Research to improve healthcare systems and reduce medical errors is promising. However, the primary emphasis of most research about medical errors has been on systems improvement and not on individual factors that may affect errors.26 While a systems improvement approach is beneficial for describing many failures that lead to safety errors, the approach is limited in revealing the critical aspect of the professional caregivers’ thoughts and actions that occur when the caregiver is confronted with perceived barriers to practice. Institutional efforts to ensure fail-proof safety systems may lose sight of the role of the individual nurse or other professional in ensuring patient safety.
Improvement efforts should focus on the system, the individual, and the connection between the 2. Based on findings from this study, the researchers have proposed suggestions for practice, which are listed in Table 3. Both midlevel and senior leaders in the organization could begin focusing on some of these short-term solutions in an effort to overcome the challenges direct care providers face. For leaders who may wonder if nurses are even considering the potential consequences of not adhering to standards, the answer is yes, they are aware, but the clinical environment is full of competing priorities. From a more long-term perspective, as organizations increasingly move to electronic health records, senior leaders should be engaging with informatics teams to ensure these systems facilitate rather than hinder guideline adherence.

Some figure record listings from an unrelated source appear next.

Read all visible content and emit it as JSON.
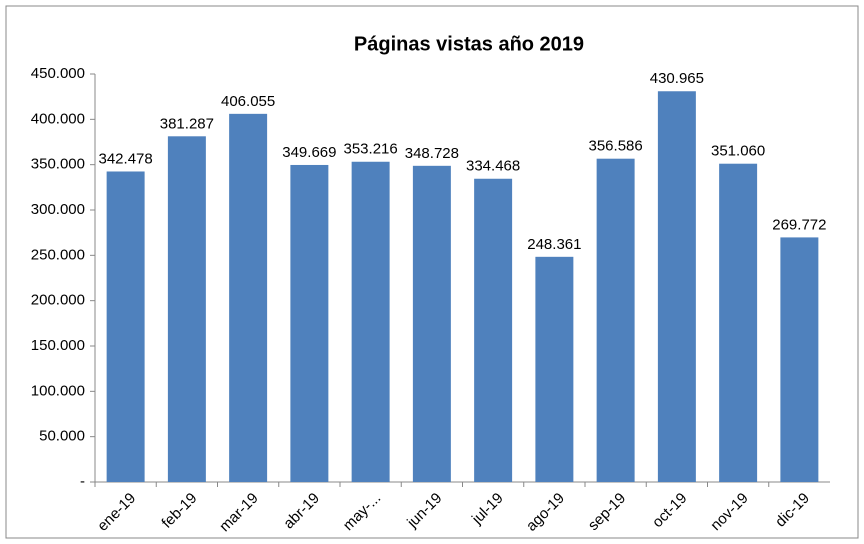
{
  "chart_data": {
    "type": "bar",
    "title": "Páginas vistas año 2019",
    "categories": [
      "ene-19",
      "feb-19",
      "mar-19",
      "abr-19",
      "may-...",
      "jun-19",
      "jul-19",
      "ago-19",
      "sep-19",
      "oct-19",
      "nov-19",
      "dic-19"
    ],
    "values": [
      342478,
      381287,
      406055,
      349669,
      353216,
      348728,
      334468,
      248361,
      356586,
      430965,
      351060,
      269772
    ],
    "value_labels": [
      "342.478",
      "381.287",
      "406.055",
      "349.669",
      "353.216",
      "348.728",
      "334.468",
      "248.361",
      "356.586",
      "430.965",
      "351.060",
      "269.772"
    ],
    "color": "#4f81bd",
    "ylim": [
      0,
      450000
    ],
    "yticks": [
      {
        "value": 0,
        "label": "-"
      },
      {
        "value": 50000,
        "label": "50.000"
      },
      {
        "value": 100000,
        "label": "100.000"
      },
      {
        "value": 150000,
        "label": "150.000"
      },
      {
        "value": 200000,
        "label": "200.000"
      },
      {
        "value": 250000,
        "label": "250.000"
      },
      {
        "value": 300000,
        "label": "300.000"
      },
      {
        "value": 350000,
        "label": "350.000"
      },
      {
        "value": 400000,
        "label": "400.000"
      },
      {
        "value": 450000,
        "label": "450.000"
      }
    ],
    "grid": false
  }
}
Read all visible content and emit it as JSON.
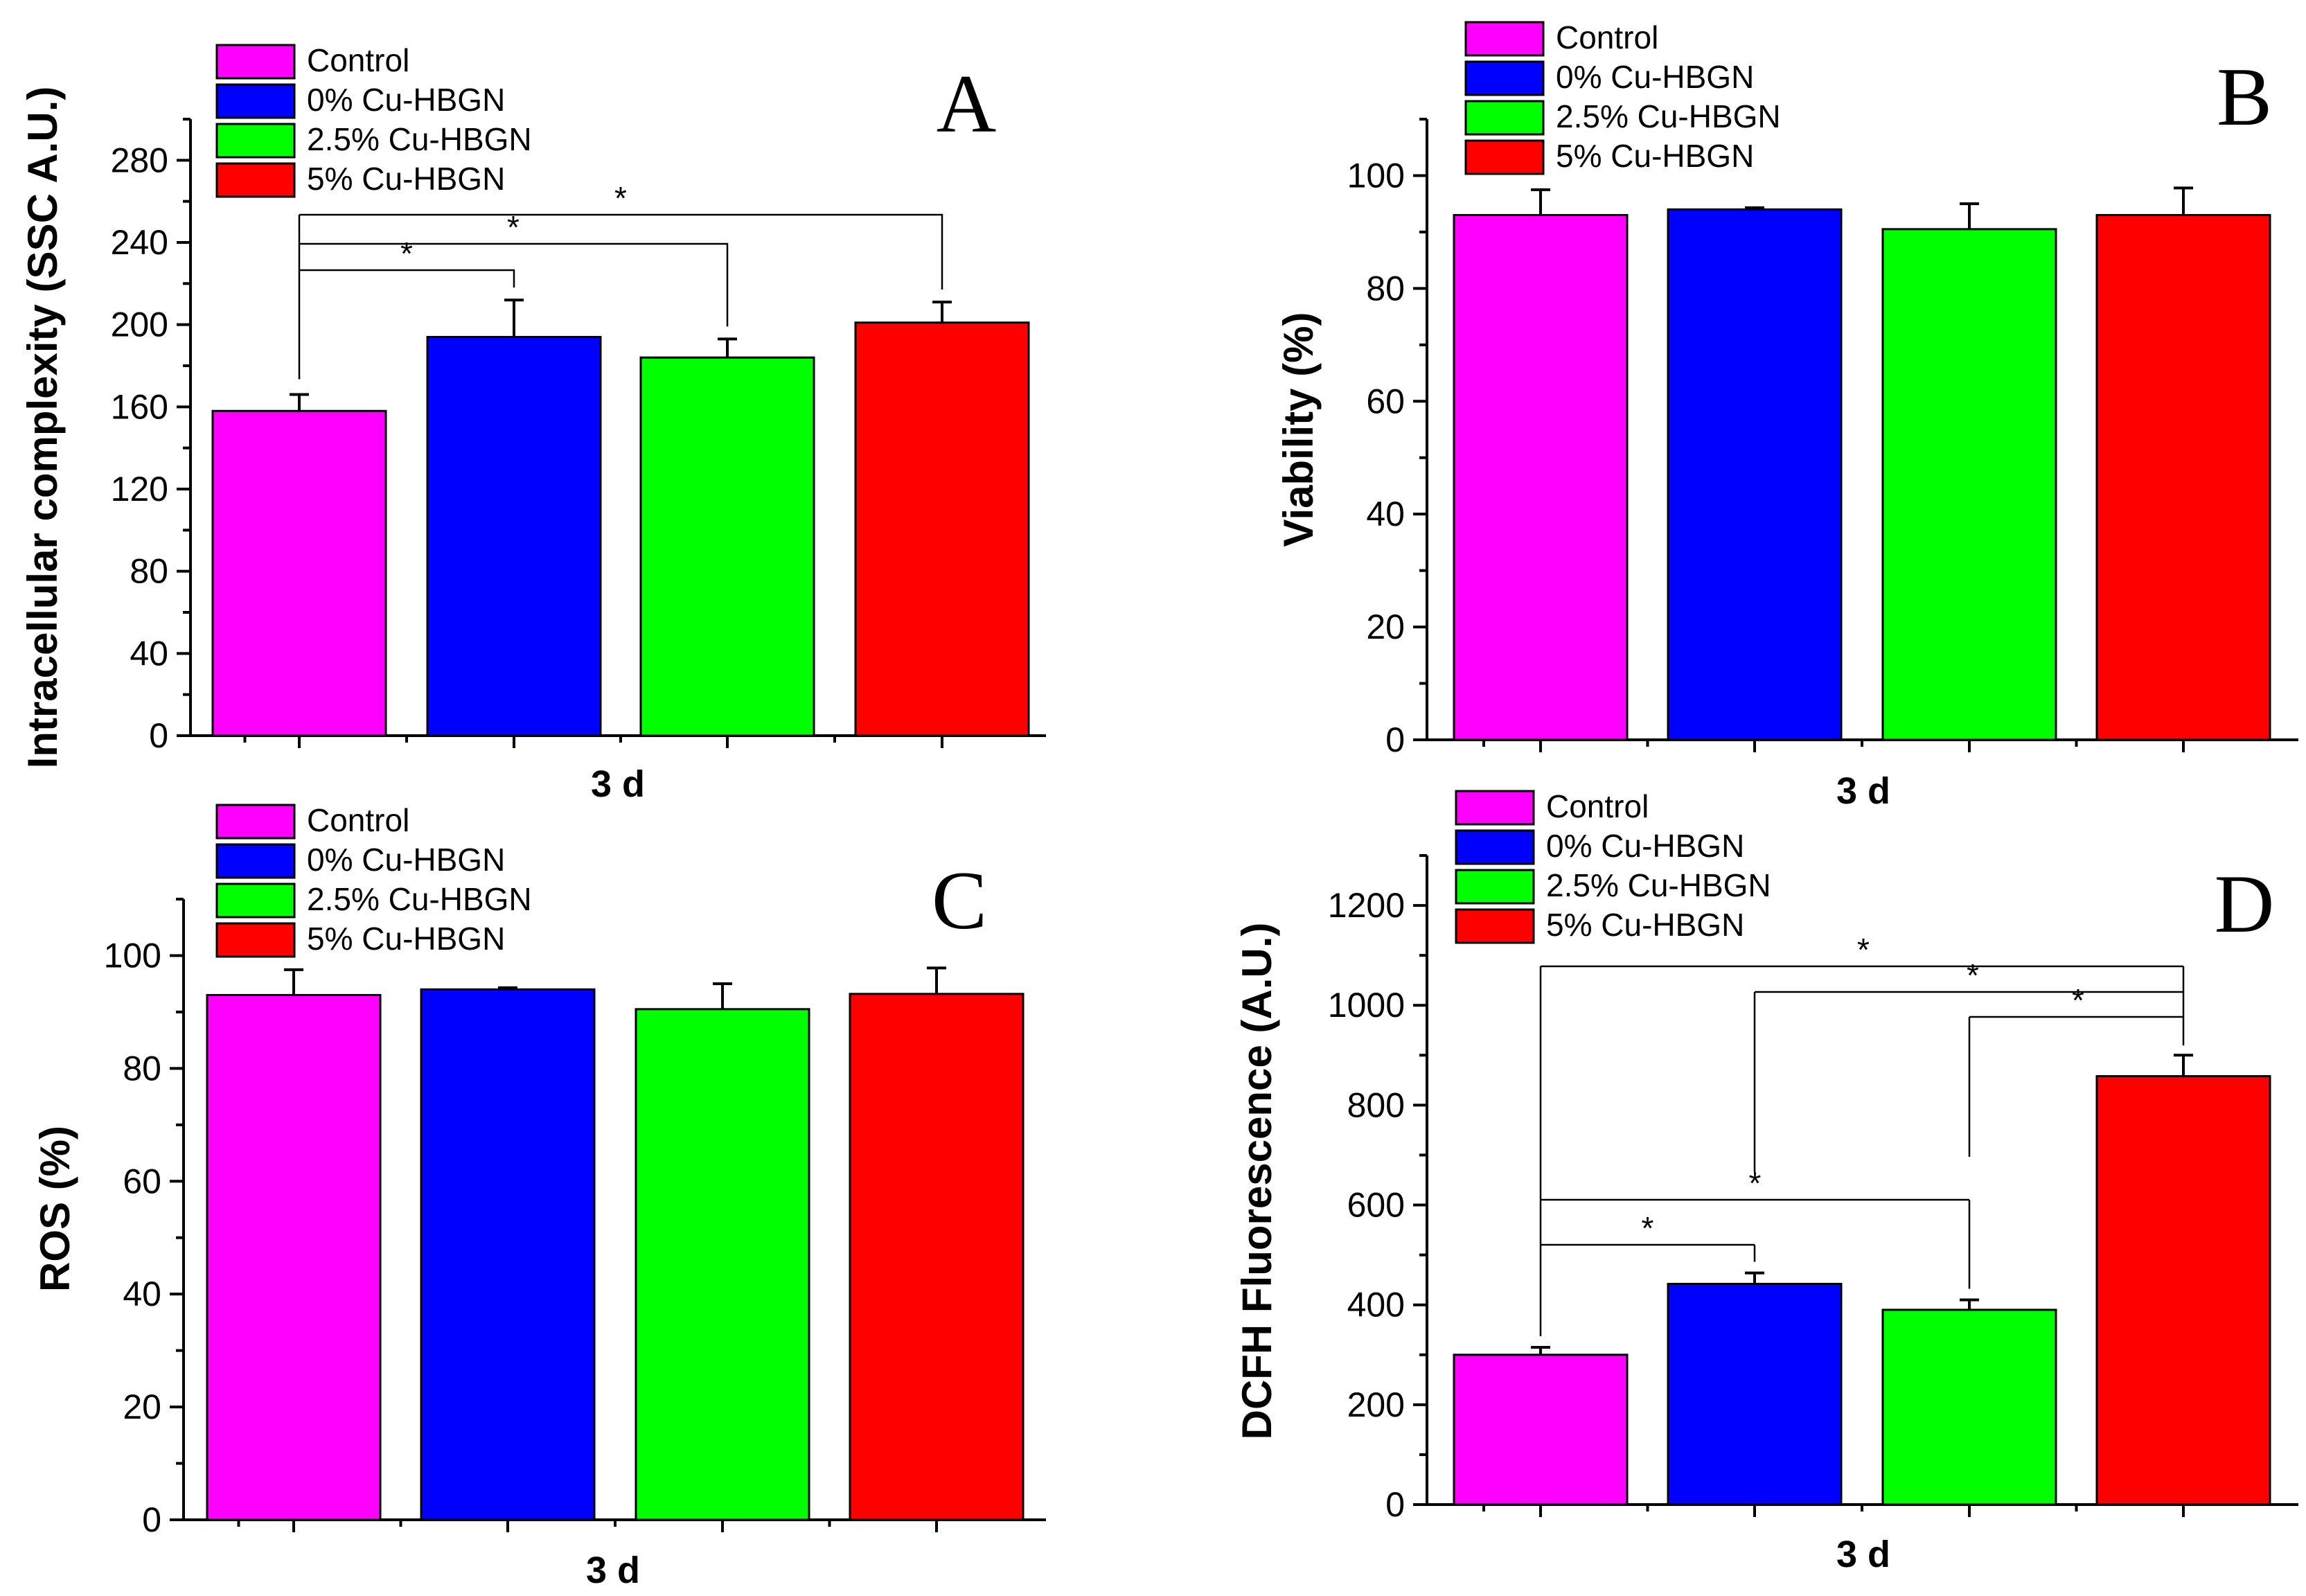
{
  "figure": "4-panel bar chart figure",
  "legend_items": [
    {
      "label": "Control",
      "color": "#FF00FF"
    },
    {
      "label": "0% Cu-HBGN",
      "color": "#0000FF"
    },
    {
      "label": "2.5% Cu-HBGN",
      "color": "#00FF00"
    },
    {
      "label": "5% Cu-HBGN",
      "color": "#FF0000"
    }
  ],
  "chart_data": [
    {
      "panel": "A",
      "type": "bar",
      "xlabel": "3 d",
      "ylabel": "Intracellular complexity (SSC A.U.)",
      "categories": [
        "Control",
        "0% Cu-HBGN",
        "2.5% Cu-HBGN",
        "5% Cu-HBGN"
      ],
      "colors": [
        "#FF00FF",
        "#0000FF",
        "#00FF00",
        "#FF0000"
      ],
      "values": [
        158,
        194,
        184,
        201
      ],
      "errors": [
        8,
        18,
        9,
        10
      ],
      "ylim": [
        0,
        300
      ],
      "yticks": [
        0,
        40,
        80,
        120,
        160,
        200,
        240,
        280
      ],
      "significance": [
        {
          "from": 0,
          "to": 1,
          "label": "*"
        },
        {
          "from": 0,
          "to": 2,
          "label": "*"
        },
        {
          "from": 0,
          "to": 3,
          "label": "*"
        }
      ]
    },
    {
      "panel": "B",
      "type": "bar",
      "xlabel": "3 d",
      "ylabel": "Viability (%)",
      "categories": [
        "Control",
        "0% Cu-HBGN",
        "2.5% Cu-HBGN",
        "5% Cu-HBGN"
      ],
      "colors": [
        "#FF00FF",
        "#0000FF",
        "#00FF00",
        "#FF0000"
      ],
      "values": [
        93,
        94,
        90.5,
        93
      ],
      "errors": [
        4.5,
        0.3,
        4.5,
        4.8
      ],
      "ylim": [
        0,
        110
      ],
      "yticks": [
        0,
        20,
        40,
        60,
        80,
        100
      ],
      "significance": []
    },
    {
      "panel": "C",
      "type": "bar",
      "xlabel": "3 d",
      "ylabel": "ROS (%)",
      "categories": [
        "Control",
        "0% Cu-HBGN",
        "2.5% Cu-HBGN",
        "5% Cu-HBGN"
      ],
      "colors": [
        "#FF00FF",
        "#0000FF",
        "#00FF00",
        "#FF0000"
      ],
      "values": [
        93,
        94,
        90.5,
        93.2
      ],
      "errors": [
        4.5,
        0.3,
        4.5,
        4.6
      ],
      "ylim": [
        0,
        110
      ],
      "yticks": [
        0,
        20,
        40,
        60,
        80,
        100
      ],
      "significance": []
    },
    {
      "panel": "D",
      "type": "bar",
      "xlabel": "3 d",
      "ylabel": "DCFH Fluorescence (A.U.)",
      "categories": [
        "Control",
        "0% Cu-HBGN",
        "2.5% Cu-HBGN",
        "5% Cu-HBGN"
      ],
      "colors": [
        "#FF00FF",
        "#0000FF",
        "#00FF00",
        "#FF0000"
      ],
      "values": [
        300,
        442,
        390,
        858
      ],
      "errors": [
        15,
        22,
        20,
        42
      ],
      "ylim": [
        0,
        1300
      ],
      "yticks": [
        0,
        200,
        400,
        600,
        800,
        1000,
        1200
      ],
      "significance": [
        {
          "from": 0,
          "to": 1,
          "label": "*"
        },
        {
          "from": 0,
          "to": 2,
          "label": "*"
        },
        {
          "from": 0,
          "to": 3,
          "label": "*"
        },
        {
          "from": 1,
          "to": 3,
          "label": "*"
        },
        {
          "from": 2,
          "to": 3,
          "label": "*"
        }
      ]
    }
  ]
}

In addition, intuitive process changes, hard-stops for routinely performed processes, and healthy work environments may all help create an organizational structure conducive to following evidence-based guidelines.
Future studies could focus on developing an instrument to measure the significance of each of these barriers within an organization. This focus would assist in identifying high-priority areas for improvement while also assessing the impact of any changes. For the time being, however, the authors encourage organizational leaders to ask questions such as “What prevents you from adhering to the guidelines?” or “What would make it easier to adhere to the guidelines?” Each organization will likely have different challenges, but seeking input from direct care providers is essential, and as this study demonstrated, asking simple questions to bedside clinicians yielded several responses that are amenable to direct intervention by organizational leaders.
Healthcare environments have become very complex, and to continue examining patient outcomes and care processes in global ways will fail to provide us with the information we need to improve. Rather, to further develop understanding of what really happens in our complex care systems, nurse leaders need to use more holistic and granular approaches to gather data from those at the point of care. Only by using the array of research methods at our disposal and by including in the research those who are delivering the care will we fully understand how to improve care practices and thus patient outcomes.
The findings of this study are limited by a single site, small sample size, and narrow focus. The findings are also limited by the inclusion of only nurses employed in a children’s hospital.